Pioneer is one of many local districts that has struggled to craft balanced budgets in the face of declining enrollment and what local officials consider insufficient state aid. Last year, the high school and middle school saw significant staff cuts, while assessments to towns continue to raise.

Hemman recommended seeking intermunicipal agreements between districts. Given that Superintendent Ruth Miller is not renewing her contract and will end her employment with Pioneer after June 30, the district has already toyed with the idea of sharing a superintendent and business manager with another district, but without reaching concrete decisions.

Intermunicipal agreements, Hemman said, would allow for district autonomy but also shared services, noting districts often avoid regionalizing out of fear of losing their identity.

“How much do we want to pay to have efficient, easy operation?” he asked. “And the kids don’t get the best education either.”

Gill-Montague Regional School District Superintendent Michael Sullivan was also present at the Thursday meeting to speak about the $110,000 grant for regionalization and shared services study that Gill-Montague received with Pioneer and Franklin County Technical schools. The grant will fund an analysis of the cost benefits of long-term consolidation.

Sullivan said he’d like to organize a steering committee with superintendents from the three districts and a handful of School Committee members to consider shared services, which could include superintendents, business managers, technology directors, curriculum coordinators, food service directors, facilities managers, librarians, occupational and physical therapists and psychologists.

Perhaps, Sullivan proposed, districts could split costs of shared employees based on the number of students per district. For example, if Pioneer and Gill-Montague were to share an administrator, Gill-Montague would carry 52.3 percent of the cost based on enrollment numbers, Sullivan said.

A sense of urgency

Hemman also stressed a need for Pioneer to get the ball rolling to decide who will run the district when the new fiscal year arrives in five months.

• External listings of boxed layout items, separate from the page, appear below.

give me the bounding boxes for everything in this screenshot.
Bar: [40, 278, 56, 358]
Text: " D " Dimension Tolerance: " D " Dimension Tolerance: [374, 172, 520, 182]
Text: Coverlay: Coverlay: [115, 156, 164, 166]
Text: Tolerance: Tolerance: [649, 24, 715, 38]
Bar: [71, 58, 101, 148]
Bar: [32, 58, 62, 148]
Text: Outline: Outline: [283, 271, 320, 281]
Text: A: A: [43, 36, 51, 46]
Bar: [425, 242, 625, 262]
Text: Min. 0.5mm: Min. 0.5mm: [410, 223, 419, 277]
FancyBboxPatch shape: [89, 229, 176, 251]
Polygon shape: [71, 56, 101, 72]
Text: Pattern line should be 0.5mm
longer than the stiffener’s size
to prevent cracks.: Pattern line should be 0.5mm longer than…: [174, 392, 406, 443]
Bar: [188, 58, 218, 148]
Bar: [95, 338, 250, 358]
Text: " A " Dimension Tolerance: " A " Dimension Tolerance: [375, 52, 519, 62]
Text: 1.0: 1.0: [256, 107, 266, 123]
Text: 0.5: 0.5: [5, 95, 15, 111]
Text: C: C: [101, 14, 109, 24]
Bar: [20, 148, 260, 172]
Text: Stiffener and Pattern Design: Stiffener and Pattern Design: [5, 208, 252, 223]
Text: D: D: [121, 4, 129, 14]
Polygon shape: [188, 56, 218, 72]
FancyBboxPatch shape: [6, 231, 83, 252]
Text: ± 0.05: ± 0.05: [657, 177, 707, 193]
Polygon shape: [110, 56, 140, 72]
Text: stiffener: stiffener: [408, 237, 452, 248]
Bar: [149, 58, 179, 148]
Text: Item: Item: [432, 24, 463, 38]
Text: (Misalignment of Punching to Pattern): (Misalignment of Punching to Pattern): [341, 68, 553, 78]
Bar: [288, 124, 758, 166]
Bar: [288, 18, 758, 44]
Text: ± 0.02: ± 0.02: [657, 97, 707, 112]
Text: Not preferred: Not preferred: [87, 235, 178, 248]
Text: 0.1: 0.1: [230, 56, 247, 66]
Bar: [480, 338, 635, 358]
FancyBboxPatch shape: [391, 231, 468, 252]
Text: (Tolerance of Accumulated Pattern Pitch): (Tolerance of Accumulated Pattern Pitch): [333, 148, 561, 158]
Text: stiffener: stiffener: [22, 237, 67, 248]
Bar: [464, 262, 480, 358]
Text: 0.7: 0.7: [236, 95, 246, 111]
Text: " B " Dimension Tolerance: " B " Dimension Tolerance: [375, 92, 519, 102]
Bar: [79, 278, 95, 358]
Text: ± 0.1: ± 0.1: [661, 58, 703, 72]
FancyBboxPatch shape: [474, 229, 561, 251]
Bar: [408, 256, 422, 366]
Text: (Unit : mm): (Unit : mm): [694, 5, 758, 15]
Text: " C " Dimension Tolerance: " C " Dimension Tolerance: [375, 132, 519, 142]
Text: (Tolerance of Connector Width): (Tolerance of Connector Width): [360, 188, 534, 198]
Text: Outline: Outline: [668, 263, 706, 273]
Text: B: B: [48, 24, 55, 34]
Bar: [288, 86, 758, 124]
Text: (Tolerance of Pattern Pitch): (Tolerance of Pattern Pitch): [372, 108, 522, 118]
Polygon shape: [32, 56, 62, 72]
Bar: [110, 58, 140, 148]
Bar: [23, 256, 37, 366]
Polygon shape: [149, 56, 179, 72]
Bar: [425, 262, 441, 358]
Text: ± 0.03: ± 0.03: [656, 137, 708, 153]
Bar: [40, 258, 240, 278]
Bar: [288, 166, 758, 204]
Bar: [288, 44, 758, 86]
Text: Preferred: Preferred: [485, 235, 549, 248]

Though the School Committee voted in November to pursue hiring a part-time business manager, and voted in early January to hire an interim superintendent, both processes have stalled. Part of the holdup involved securing a job description for Miller so her position could be posted.

“This has got to be — it is my recommendation to you — a priority,” Hemman said of finding a new superintendent. “This is the end of January. You usually start (looking) in November … You’ve gotta make some decisions quickly.”